1. You need to ache the next day
Whether it’s a weights session at the gym, a spin class or playing rugby, we all know the feeling of post-workout body aches. In most cases, this is caused by DOMS - delayed onset muscle soreness.
This is either from a novel strain (new weight) or a new exercise i.e. trying something new. But feeling sore isn’t a key indicator that you’ve had a good workout. You could have a great workout and feel fine the next day - your body adapts the more you do a particular type of training.
However, if you’re never feeling achy it can mean that you need to change up your workouts somewhat. Whether that’s new exercises, forms of training or switching up reps - the smallest of changes can make all the difference. Ultimately, you want to be somewhere in the middle - not incapacitated by DOMS but feeling challenged at times too.
2. You need to sweat to have a good workout
First of all everybody’s sweat mechanisms differ - we all sweat at different levels. You could put two people through the same workout and the likelihood is that they’d both sweat different amounts.
Besides, there are plenty of forms of exercise that aren’t likely to make you sweat - swimming, yoga, weightlifting (sometimes) to name just a few. Sweating does not correlate to how hard you’ve worked or the calories you’ve burned. It is just your body’s way of cooling itself down.
So don’t base your workouts on how much they make you sweat - it’s simply not a good or reliable marker of work or progress.
3. You should always be out of breath
Not all forms of exercise make you out of breath - and neither should it. While cardio (running, HIIT, cycling or swimming) actively targets your cardiovascular system, it doesn't have to be the only type of exercise you’re doing.
Weight training by nature involves much slower movements, often not causing you to be out of breath for long periods. Yoga, walking, slower-paced swimming and slower-paced cycling are all valid types of exercise but won’t necessarily make you out of breath.
If your goal is to improve your cardiovascular system, then by all means focus on cardio as your key exercise type. But, if it’s not your thing to be constantly puffed, there are plenty of other forms of exercise types to try.

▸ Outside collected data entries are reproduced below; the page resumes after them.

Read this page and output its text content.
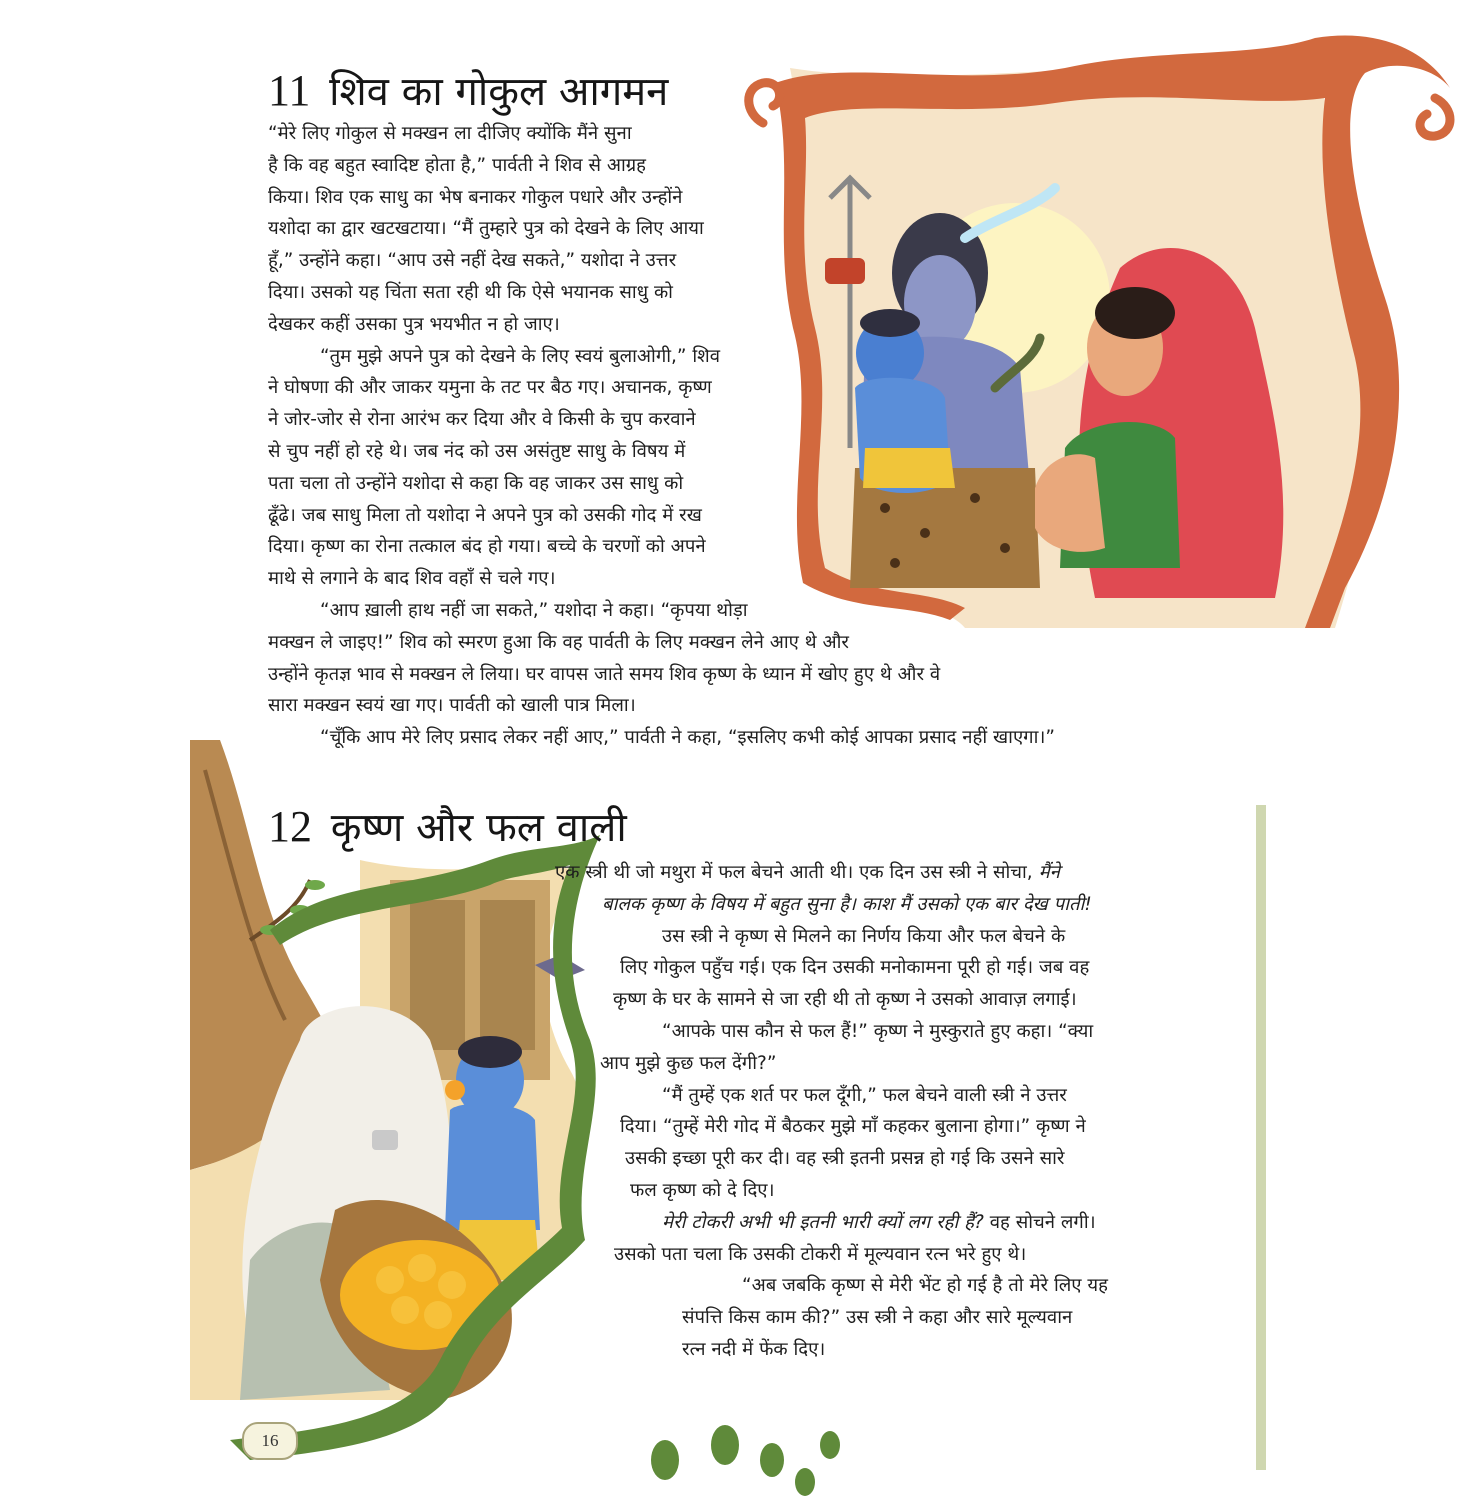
11 शिव का गोकुल आगमन
“मेरे लिए गोकुल से मक्खन ला दीजिए क्योंकि मैंने सुना
है कि वह बहुत स्वादिष्ट होता है,” पार्वती ने शिव से आग्रह
किया। शिव एक साधु का भेष बनाकर गोकुल पधारे और उन्होंने
यशोदा का द्वार खटखटाया। “मैं तुम्हारे पुत्र को देखने के लिए आया
हूँ,” उन्होंने कहा। “आप उसे नहीं देख सकते,” यशोदा ने उत्तर
दिया। उसको यह चिंता सता रही थी कि ऐसे भयानक साधु को
देखकर कहीं उसका पुत्र भयभीत न हो जाए।
“तुम मुझे अपने पुत्र को देखने के लिए स्वयं बुलाओगी,” शिव
ने घोषणा की और जाकर यमुना के तट पर बैठ गए। अचानक, कृष्ण
ने जोर-जोर से रोना आरंभ कर दिया और वे किसी के चुप करवाने
से चुप नहीं हो रहे थे। जब नंद को उस असंतुष्ट साधु के विषय में
पता चला तो उन्होंने यशोदा से कहा कि वह जाकर उस साधु को
ढूँढे। जब साधु मिला तो यशोदा ने अपने पुत्र को उसकी गोद में रख
दिया। कृष्ण का रोना तत्काल बंद हो गया। बच्चे के चरणों को अपने
माथे से लगाने के बाद शिव वहाँ से चले गए।
“आप ख़ाली हाथ नहीं जा सकते,” यशोदा ने कहा। “कृपया थोड़ा
मक्खन ले जाइए!” शिव को स्मरण हुआ कि वह पार्वती के लिए मक्खन लेने आए थे और
उन्होंने कृतज्ञ भाव से मक्खन ले लिया। घर वापस जाते समय शिव कृष्ण के ध्यान में खोए हुए थे और वे
सारा मक्खन स्वयं खा गए। पार्वती को खाली पात्र मिला।
“चूँकि आप मेरे लिए प्रसाद लेकर नहीं आए,” पार्वती ने कहा, “इसलिए कभी कोई आपका प्रसाद नहीं खाएगा।”
12 कृष्ण और फल वाली
एक स्त्री थी जो मथुरा में फल बेचने आती थी। एक दिन उस स्त्री ने सोचा, मैंने
बालक कृष्ण के विषय में बहुत सुना है। काश मैं उसको एक बार देख पाती!
उस स्त्री ने कृष्ण से मिलने का निर्णय किया और फल बेचने के
लिए गोकुल पहुँच गई। एक दिन उसकी मनोकामना पूरी हो गई। जब वह
कृष्ण के घर के सामने से जा रही थी तो कृष्ण ने उसको आवाज़ लगाई।
“आपके पास कौन से फल हैं!” कृष्ण ने मुस्कुराते हुए कहा। “क्या
आप मुझे कुछ फल देंगी?”
“मैं तुम्हें एक शर्त पर फल दूँगी,” फल बेचने वाली स्त्री ने उत्तर
दिया। “तुम्हें मेरी गोद में बैठकर मुझे माँ कहकर बुलाना होगा।” कृष्ण ने
उसकी इच्छा पूरी कर दी। वह स्त्री इतनी प्रसन्न हो गई कि उसने सारे
फल कृष्ण को दे दिए।
मेरी टोकरी अभी भी इतनी भारी क्यों लग रही हैं? वह सोचने लगी।
उसको पता चला कि उसकी टोकरी में मूल्यवान रत्न भरे हुए थे।
“अब जबकि कृष्ण से मेरी भेंट हो गई है तो मेरे लिए यह
संपत्ति किस काम की?” उस स्त्री ने कहा और सारे मूल्यवान
रत्न नदी में फेंक दिए।
16
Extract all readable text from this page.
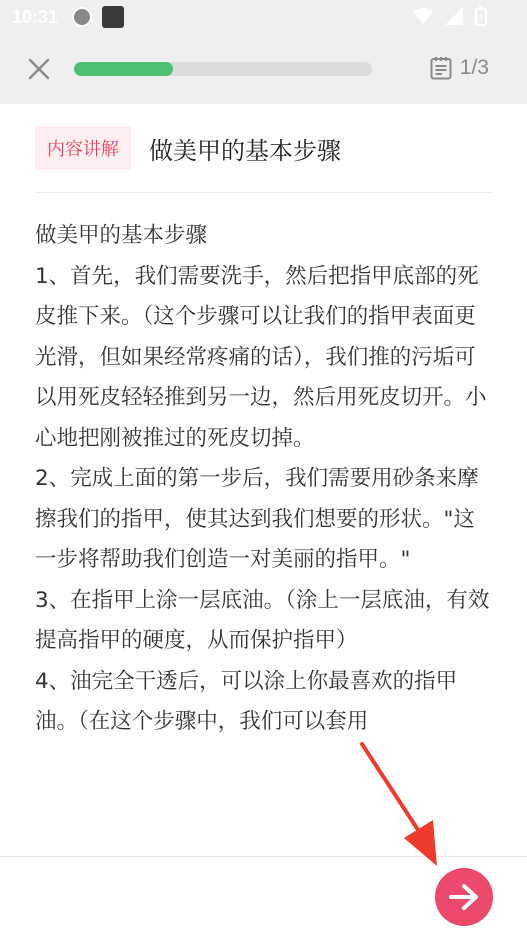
10:31
1/3
内容讲解	做美甲的基本步骤

做美甲的基本步骤

1、首先，我们需要洗手，然后把指甲底部的死皮推下来。（这个步骤可以让我们的指甲表面更光滑，但如果经常疼痛的话），我们推的污垢可以用死皮轻轻推到另一边，然后用死皮切开。小心地把刚被推过的死皮切掉。

2、完成上面的第一步后，我们需要用砂条来摩擦我们的指甲，使其达到我们想要的形状。"这一步将帮助我们创造一对美丽的指甲。"

3、在指甲上涂一层底油。（涂上一层底油，有效提高指甲的硬度，从而保护指甲）

4、油完全干透后，可以涂上你最喜欢的指甲油。（在这个步骤中，我们可以套用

4. You shouldn't take any rest days
Rest days are just as important as your training days. This might sound counterintuitive but rest days are when your body repairs, responds and strengthens from your training.
Aim to have at least 1-2 rest days a week - listening to your body when you need them. Also on these days, there’s no need to massively reduce what you’re eating. These are days of repair for your muscles so protein, fats and carbs are all essential to get your body ready to work out again. Again, listen to what your body needs and respond to those hunger cues!

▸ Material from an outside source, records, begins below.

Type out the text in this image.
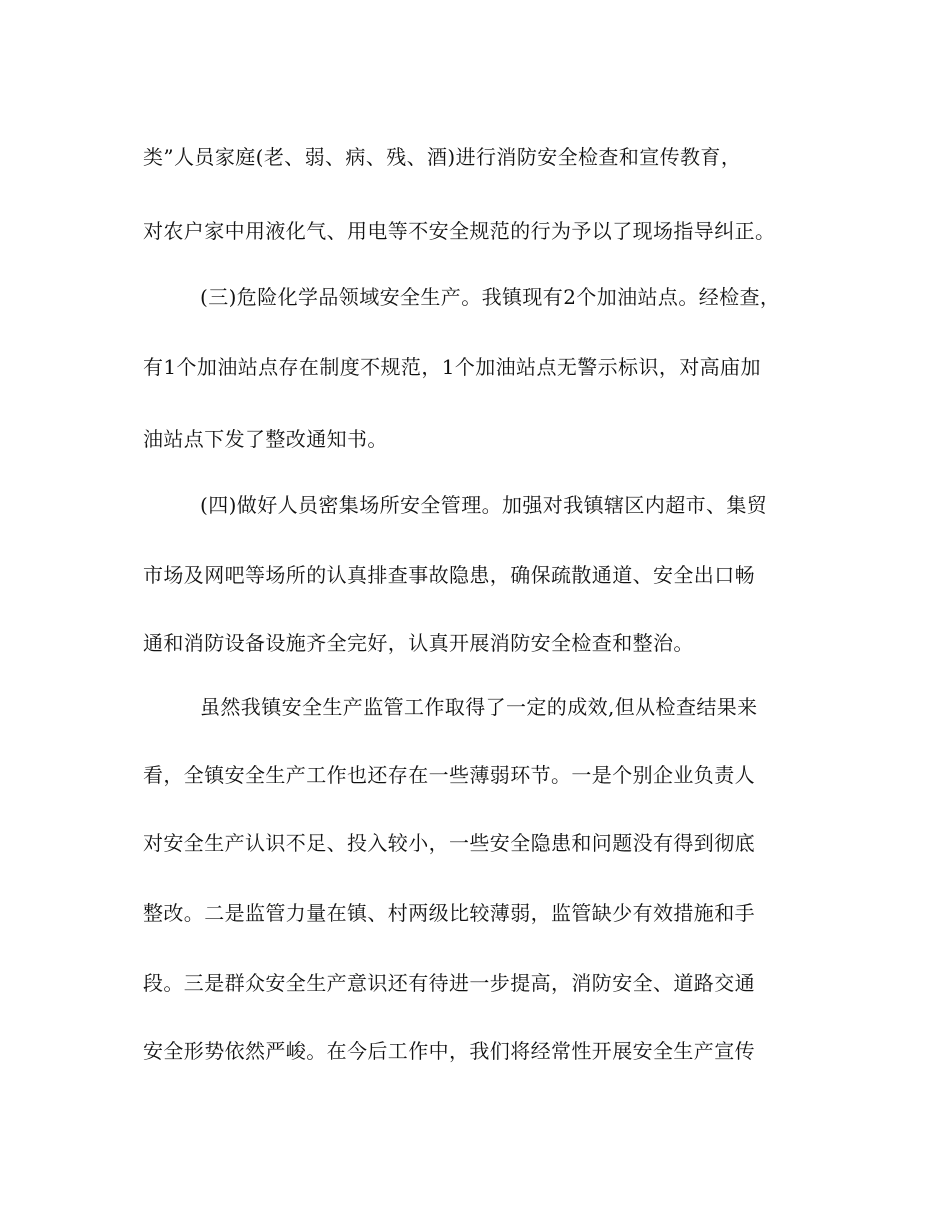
类”人员家庭(老、弱、病、残、酒)进行消防安全检查和宣传教育，
对农户家中用液化气、用电等不安全规范的行为予以了现场指导纠正。
(三)危险化学品领域安全生产。我镇现有2个加油站点。经检查，
有1个加油站点存在制度不规范，1个加油站点无警示标识，对高庙加
油站点下发了整改通知书。
(四)做好人员密集场所安全管理。加强对我镇辖区内超市、集贸
市场及网吧等场所的认真排查事故隐患，确保疏散通道、安全出口畅
通和消防设备设施齐全完好，认真开展消防安全检查和整治。
虽然我镇安全生产监管工作取得了一定的成效,但从检查结果来
看，全镇安全生产工作也还存在一些薄弱环节。一是个别企业负责人
对安全生产认识不足、投入较小，一些安全隐患和问题没有得到彻底
整改。二是监管力量在镇、村两级比较薄弱，监管缺少有效措施和手
段。三是群众安全生产意识还有待进一步提高，消防安全、道路交通
安全形势依然严峻。在今后工作中，我们将经常性开展安全生产宣传
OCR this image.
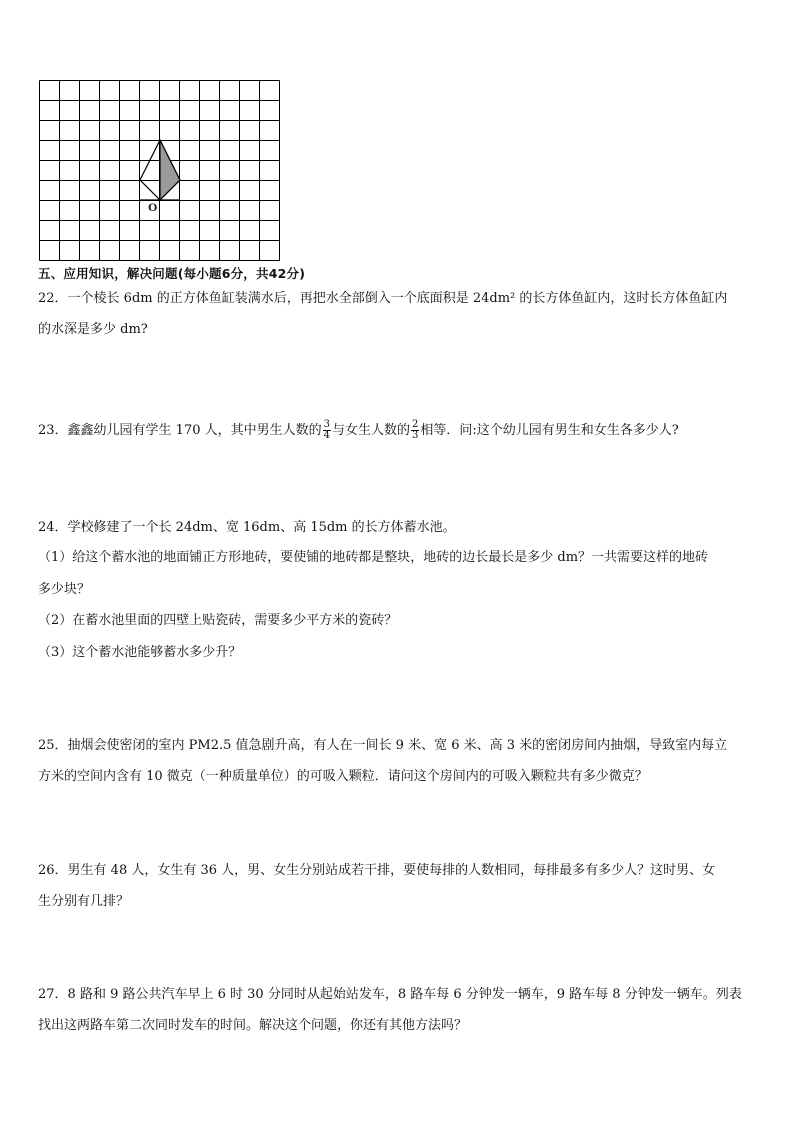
O
五、应用知识，解决问题(每小题6分，共42分)
22．一个棱长 6dm 的正方体鱼缸装满水后，再把水全部倒入一个底面积是 24dm² 的长方体鱼缸内，这时长方体鱼缸内
的水深是多少 dm?
23．鑫鑫幼儿园有学生 170 人，其中男生人数的 $\frac{3}{4}$ 与女生人数的 $\frac{2}{3}$ 相等．问:这个幼儿园有男生和女生各多少人?
24．学校修建了一个长 24dm、宽 16dm、高 15dm 的长方体蓄水池。
（1）给这个蓄水池的地面铺正方形地砖，要使铺的地砖都是整块，地砖的边长最长是多少 dm？一共需要这样的地砖
多少块？
（2）在蓄水池里面的四壁上贴瓷砖，需要多少平方米的瓷砖？
（3）这个蓄水池能够蓄水多少升？
25．抽烟会使密闭的室内 PM2.5 值急剧升高，有人在一间长 9 米、宽 6 米、高 3 米的密闭房间内抽烟，导致室内每立
方米的空间内含有 10 微克（一种质量单位）的可吸入颗粒．请问这个房间内的可吸入颗粒共有多少微克？
26．男生有 48 人，女生有 36 人，男、女生分别站成若干排，要使每排的人数相同，每排最多有多少人？这时男、女
生分别有几排？
27．8 路和 9 路公共汽车早上 6 时 30 分同时从起始站发车，8 路车每 6 分钟发一辆车，9 路车每 8 分钟发一辆车。列表
找出这两路车第二次同时发车的时间。解决这个问题，你还有其他方法吗？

5. You can reduce fat in specific areas
As great as this could be, this is a big fat (excuse the pun) lie. Of course, you can engage in exercises to strengthen and build muscle in particular areas. Let’s take your abs for example - core exercises will build muscle tone, but to see the abs overall body fat must be reduced.
It’s also important to note that all of us carry fat and muscle in proportions. Some may hold far it in our legs, arms, tummy or face, whilst others may naturally have very flat stomachs, muscular legs or arms. This is mostly genetic, so desperately trying to change a specific body part will ultimately leave you feeling defeated. So instead of focusing on one area, make overall fat loss your goal. Or forget about aesthetics and drive towards another goal such as improving your strength.

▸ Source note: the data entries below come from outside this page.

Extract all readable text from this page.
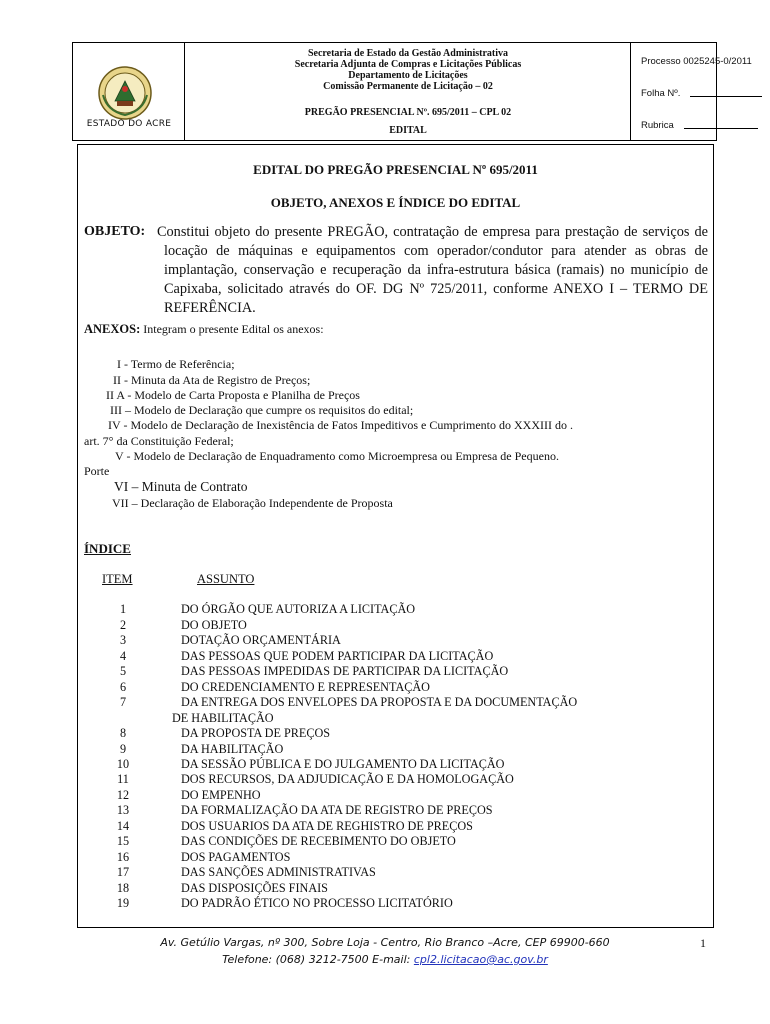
ESTADO DO ACRE
Secretaria de Estado da Gestão Administrativa
Secretaria Adjunta de Compras e Licitações Públicas
Departamento de Licitações
Comissão Permanente de Licitação – 02
PREGÃO PRESENCIAL Nº. 695/2011 – CPL 02
EDITAL
Processo 0025245-0/2011
Folha Nº.
Rubrica
EDITAL DO PREGÃO PRESENCIAL Nº 695/2011
OBJETO, ANEXOS E ÍNDICE DO EDITAL
OBJETO: Constitui objeto do presente PREGÃO, contratação de empresa para prestação de serviços de locação de máquinas e equipamentos com operador/condutor para atender as obras de implantação, conservação e recuperação da infra-estrutura básica (ramais) no município de Capixaba, solicitado através do OF. DG Nº 725/2011, conforme ANEXO I – TERMO DE REFERÊNCIA.
ANEXOS: Integram o presente Edital os anexos:
I - Termo de Referência;
II - Minuta da Ata de Registro de Preços;
II A - Modelo de Carta Proposta e Planilha de Preços
III – Modelo de Declaração que cumpre os requisitos do edital;
IV - Modelo de Declaração de Inexistência de Fatos Impeditivos e Cumprimento do XXXIII do .
art. 7° da Constituição Federal;
V - Modelo de Declaração de Enquadramento como Microempresa ou Empresa de Pequeno.
Porte
VI – Minuta de Contrato
VII – Declaração de Elaboração Independente de Proposta
ÍNDICE
ITEM	ASSUNTO
1	DO ÓRGÃO QUE AUTORIZA A LICITAÇÃO
2	DO OBJETO
3	DOTAÇÃO ORÇAMENTÁRIA
4	DAS PESSOAS QUE PODEM PARTICIPAR DA LICITAÇÃO
5	DAS PESSOAS IMPEDIDAS DE PARTICIPAR DA LICITAÇÃO
6	DO CREDENCIAMENTO E REPRESENTAÇÃO
7	DA ENTREGA DOS ENVELOPES DA PROPOSTA E DA DOCUMENTAÇÃO
DE HABILITAÇÃO
8	DA PROPOSTA DE PREÇOS
9	DA HABILITAÇÃO
10	DA SESSÃO PÚBLICA E DO JULGAMENTO DA LICITAÇÃO
11	DOS RECURSOS, DA ADJUDICAÇÃO E DA HOMOLOGAÇÃO
12	DO EMPENHO
13	DA FORMALIZAÇÃO DA ATA DE REGISTRO DE PREÇOS
14	DOS USUARIOS DA ATA DE REGHISTRO DE PREÇOS
15	DAS CONDIÇÕES DE RECEBIMENTO DO OBJETO
16	DOS PAGAMENTOS
17	DAS SANÇÕES ADMINISTRATIVAS
18	DAS DISPOSIÇÕES FINAIS
19	DO PADRÃO ÉTICO NO PROCESSO LICITATÓRIO
Av. Getúlio Vargas, nº 300, Sobre Loja - Centro, Rio Branco –Acre, CEP 69900-660
Telefone: (068) 3212-7500 E-mail: cpl2.licitacao@ac.gov.br
1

6. You shouldn’t train on an empty stomach
Now, this really comes down to how you feel and your lifestyle. Some people often train fasted in the mornings - getting up early before work and completing their workout before starting for the day. Alternatively, plenty of people work out later in the day as it better fits with their schedule.
Whether you’ve had no meals or all three and snacks, there isn’t much difference in terms of results. Just go with whatever set up is most convenient and makes your body feel good. Sticking to rules around when to train and eating patterns can hinder you from achieving consistency - which is the element that makes the most amount of difference when it comes to seeing results.
We hope these pointers have busted some of the stupid fitness myths out there. Ultimately when it comes to programming in your fitness, focus on your own individual goals, training how and when feels right for you.